Processing is a term encompassing all the tasks associated with assembling all the materials that relate to an interview and preparing it and its accompanying materials for deposit in the repository. These steps ensure that the results of your efforts will be both accessible and useful to anyone who uses it in the future.
These steps are particularly important in the context of depositing the materials in the repository because a library archives, museum or other such institution is unlikely to be able or willing to take on the tasks, and would prefer to acquire a resource that is ready to use. This will likely become evident when you first approach a repository. Besides, these steps are a part of the responsibility of practicing oral history. It's not really done until these tasks are completed.
What's the first step in making an interview available to others?
Make copies. And as mentioned previously, you may want to make several. The original recording (the master) should be kept in a safe place and should not be used for transcribing or for any purpose other than to make the copies and to give to the repository. Make enough copies to give one each to the narrator and transcriber and an additional use copy for the repository.
What about the research notes, release forms and other materials?
All the materials you created or gathered to support the interview should be kept and associated (usually by the name of the narrator and the date of the interview) with the interview. These eventually will accompany the master recordings when they are turned over to the repository. In the case of a project, these materials go to the project director first, along with the master and copy recordings. The director will see that they all reach the repository.
What other processing is necessary to make the interviews accessible?
The most common ways to make oral history interviews fully accessible are to create an interview abstract or a transcript.
An abstract is a timed outline of the interview contents, describing the subjects being discussed and the times in the interview at which they appear. It usually summarizes the content at three- to five-minute intervals, or when the subject substantially changes in the course of the interview. Click here for a sample abstract.
A transcript is a word-for-word printed copy of the interview. This provides the most complete access to the interview information and is the recommended approach to provide permanent access. Click here for a sample transcript.
In addition to an abstract or a transcript, the repository will appreciate (even require) a synopsis of the interview. This is usually a single paragraph summary of the interview -- the main issues, topics, people, places and events covered by the narrator's words. In addition to this summary paragraph, the synopsis should include the name of the narrator, the name of the interviewer, and the date and place of the interview. Click here for a sample synopsis.
Tell me more about transcribing.
Transcribing is a time-consuming process, usually taking about eight hours one of transcription time for each hour of recorded interview. But the result is worth the effort.
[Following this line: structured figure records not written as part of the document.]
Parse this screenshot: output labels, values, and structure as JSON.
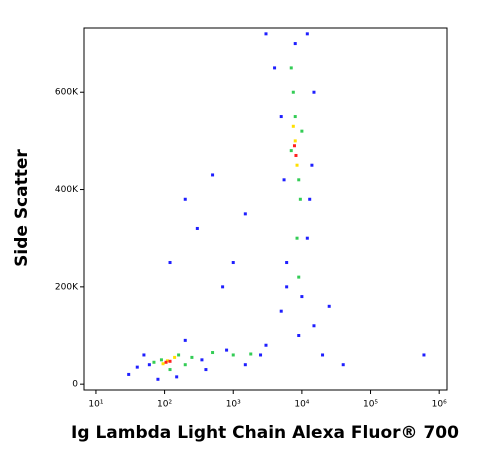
{
  "chart_data": {
    "type": "scatter",
    "x_label": "Ig Lambda Light Chain Alexa Fluor® 700",
    "y_label": "Side Scatter",
    "xscale": "log",
    "xlim": [
      6.7,
      1300000
    ],
    "ylim": [
      -12000,
      732000
    ],
    "xticks": [
      {
        "value": 10,
        "label": "10¹"
      },
      {
        "value": 100,
        "label": "10²"
      },
      {
        "value": 1000,
        "label": "10³"
      },
      {
        "value": 10000,
        "label": "10⁴"
      },
      {
        "value": 100000,
        "label": "10⁵"
      },
      {
        "value": 1000000,
        "label": "10⁶"
      }
    ],
    "yticks": [
      0,
      {
        "value": 200000,
        "label": "200K"
      },
      {
        "value": 400000,
        "label": "400K"
      },
      {
        "value": 600000,
        "label": "600K"
      }
    ],
    "series": [
      {
        "color": "#1f1fff",
        "x": [
          30,
          50,
          80,
          200,
          400,
          1500,
          3000,
          5000,
          6000,
          12000,
          15000,
          20000,
          40000,
          600000,
          700,
          1000,
          300,
          200,
          1500,
          120,
          500,
          8000,
          3000,
          4000,
          12000,
          15000,
          5000,
          14000,
          6000,
          10000,
          25000,
          2500,
          800,
          60,
          40,
          150,
          350,
          5500,
          13000,
          9000
        ],
        "values": [
          20000,
          60000,
          10000,
          90000,
          30000,
          40000,
          80000,
          150000,
          250000,
          300000,
          120000,
          60000,
          40000,
          60000,
          200000,
          250000,
          320000,
          380000,
          350000,
          250000,
          430000,
          700000,
          720000,
          650000,
          720000,
          600000,
          550000,
          450000,
          200000,
          180000,
          160000,
          60000,
          70000,
          40000,
          35000,
          15000,
          50000,
          420000,
          380000,
          100000
        ]
      },
      {
        "color": "#33cc55",
        "x": [
          90,
          160,
          70,
          250,
          500,
          1000,
          1800,
          7000,
          9000,
          8000,
          7500,
          9500,
          8500,
          9000,
          7000,
          10000,
          120,
          200
        ],
        "values": [
          50000,
          60000,
          45000,
          55000,
          65000,
          60000,
          62000,
          480000,
          420000,
          550000,
          600000,
          380000,
          300000,
          220000,
          650000,
          520000,
          30000,
          40000
        ]
      },
      {
        "color": "#ffe000",
        "x": [
          110,
          140,
          95,
          8000,
          8500,
          7500
        ],
        "values": [
          48000,
          55000,
          42000,
          500000,
          450000,
          530000
        ]
      },
      {
        "color": "#ff2020",
        "x": [
          120,
          105,
          8200,
          7800
        ],
        "values": [
          47000,
          45000,
          470000,
          490000
        ]
      }
    ]
  }
}
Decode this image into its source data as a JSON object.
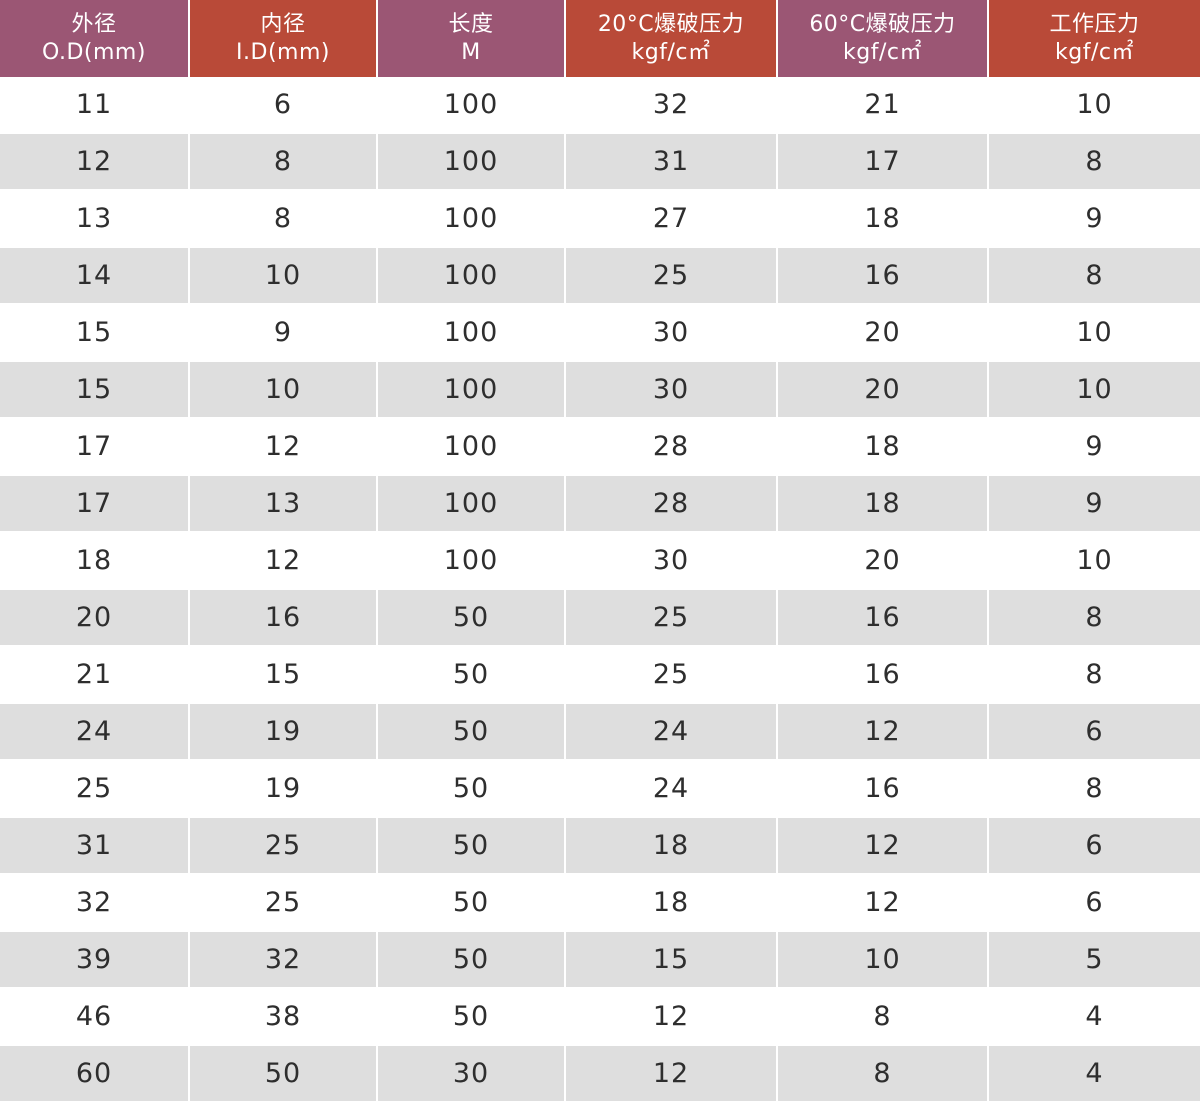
{
  "colors": {
    "header_purple": "#9b5674",
    "header_red": "#b94a38",
    "row_alt": "#dedede",
    "row_plain": "#ffffff",
    "text": "#2e2e2e"
  },
  "headers": [
    {
      "line1": "外径",
      "line2": "O.D(mm)",
      "color": "#9b5674"
    },
    {
      "line1": "内径",
      "line2": "I.D(mm)",
      "color": "#b94a38"
    },
    {
      "line1": "长度",
      "line2": "M",
      "color": "#9b5674"
    },
    {
      "line1": "20°C爆破压力",
      "line2": "kgf/c㎡",
      "color": "#b94a38"
    },
    {
      "line1": "60°C爆破压力",
      "line2": "kgf/c㎡",
      "color": "#9b5674"
    },
    {
      "line1": "工作压力",
      "line2": "kgf/c㎡",
      "color": "#b94a38"
    }
  ],
  "rows": [
    [
      "11",
      "6",
      "100",
      "32",
      "21",
      "10"
    ],
    [
      "12",
      "8",
      "100",
      "31",
      "17",
      "8"
    ],
    [
      "13",
      "8",
      "100",
      "27",
      "18",
      "9"
    ],
    [
      "14",
      "10",
      "100",
      "25",
      "16",
      "8"
    ],
    [
      "15",
      "9",
      "100",
      "30",
      "20",
      "10"
    ],
    [
      "15",
      "10",
      "100",
      "30",
      "20",
      "10"
    ],
    [
      "17",
      "12",
      "100",
      "28",
      "18",
      "9"
    ],
    [
      "17",
      "13",
      "100",
      "28",
      "18",
      "9"
    ],
    [
      "18",
      "12",
      "100",
      "30",
      "20",
      "10"
    ],
    [
      "20",
      "16",
      "50",
      "25",
      "16",
      "8"
    ],
    [
      "21",
      "15",
      "50",
      "25",
      "16",
      "8"
    ],
    [
      "24",
      "19",
      "50",
      "24",
      "12",
      "6"
    ],
    [
      "25",
      "19",
      "50",
      "24",
      "16",
      "8"
    ],
    [
      "31",
      "25",
      "50",
      "18",
      "12",
      "6"
    ],
    [
      "32",
      "25",
      "50",
      "18",
      "12",
      "6"
    ],
    [
      "39",
      "32",
      "50",
      "15",
      "10",
      "5"
    ],
    [
      "46",
      "38",
      "50",
      "12",
      "8",
      "4"
    ],
    [
      "60",
      "50",
      "30",
      "12",
      "8",
      "4"
    ]
  ]
}
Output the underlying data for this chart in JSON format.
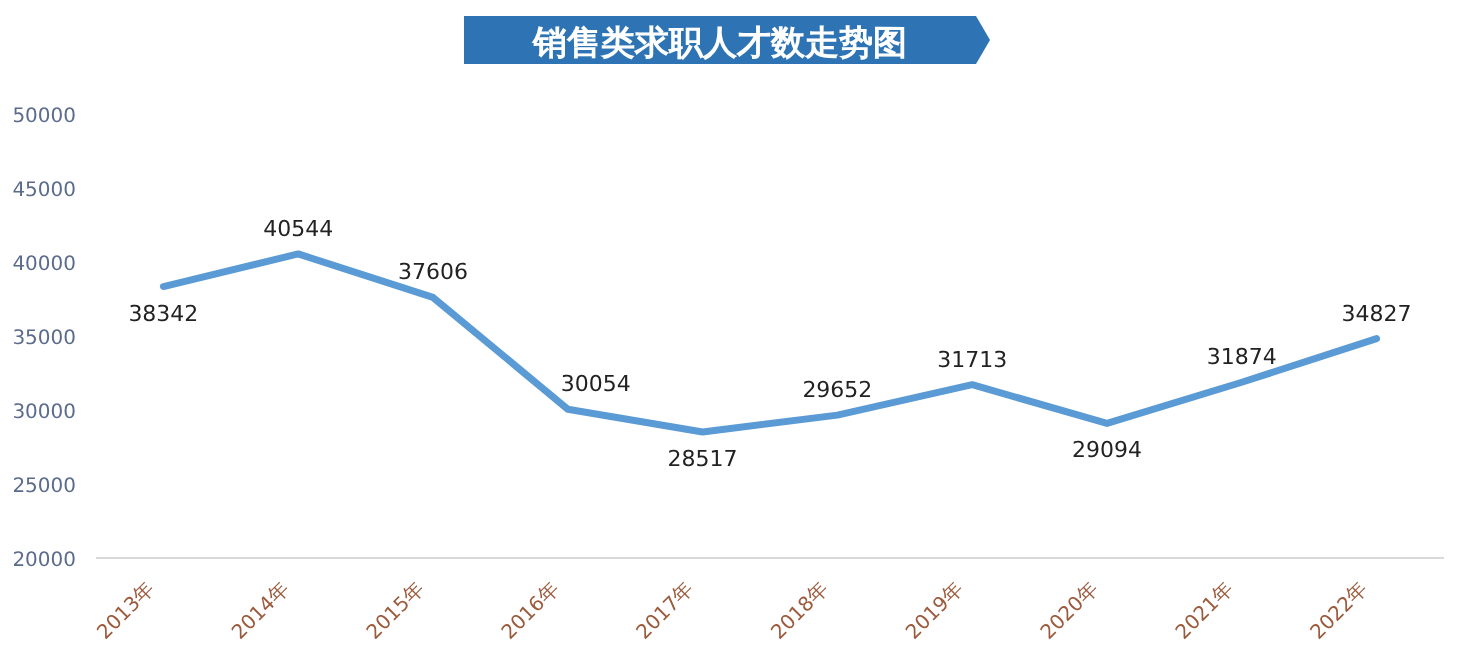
{
  "chart_data": {
    "type": "line",
    "title": "销售类求职人才数走势图",
    "categories": [
      "2013年",
      "2014年",
      "2015年",
      "2016年",
      "2017年",
      "2018年",
      "2019年",
      "2020年",
      "2021年",
      "2022年"
    ],
    "series": [
      {
        "color": "#5b9bd5",
        "values": [
          38342,
          40544,
          37606,
          30054,
          28517,
          29652,
          31713,
          29094,
          31874,
          34827
        ]
      }
    ],
    "ylim": [
      20000,
      50000
    ],
    "yticks": [
      20000,
      25000,
      30000,
      35000,
      40000,
      45000,
      50000
    ],
    "data_labels": true,
    "marker": "none",
    "line_style": "solid"
  }
}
These guidelines can help:
- Use a copy of the interview; never use the master media.
- Use a transcribing machine, if available.
- Type a word-for-word draft. Either the interviewer or a transcriber can do this task.
- Follow standard punctuation and grammar guidelines. For detailed style information, see Baylor University Institute for Oral History's Oral History Transcribing Style Guide.
- The interviewer then checks the draft transcript against the copy of the recorded interview. The interviewer may be able to fill in missing words that the transcriber couldn't decipher.
- Check unclear facts and spellings of all proper and place names. The narrator is usually, but not always, a good source for these corrections.
- Make final corrections to the transcript and print it out on acid-free paper.
- Keep the original transcript with the narrator's file. Make a copy for the narrator and additional copies as needed.
- Give all materials, including a computer disk or CD containing the transcript, to the repository.
Some interviewers send a draft copy of the transcript to the narrator for review. Narrators, however, can find it difficult to read their spoken words and may try to edit the transcript too heavily, which should be avoided.
It seems like practicing and processing oral histories involves a lot of important steps. How can I keep track of it all?
Doing oral history well - so that you create resources of lasting value - does indeed involve a lot of important steps. The following checklist will help you prepare to deposit your interview and all related materials in the repository. That way, future generations will be able to learn from your narrator's story and benefit from all your efforts. Make sure you have . . .
- Determined that the subject of the interview or project falls within the scope of the repository's collection guidelines;
- Included signed release forms that meet the repository's requirements;
- Used recording media that meet the repository's specifications;
- Properly labeled all recording media with the full name of the narrator, interviewer and date of the interview;
- Included all accompanying support materials;
- Included a short synopsis of the interview contents as well as a timed abstract or transcript of the recording.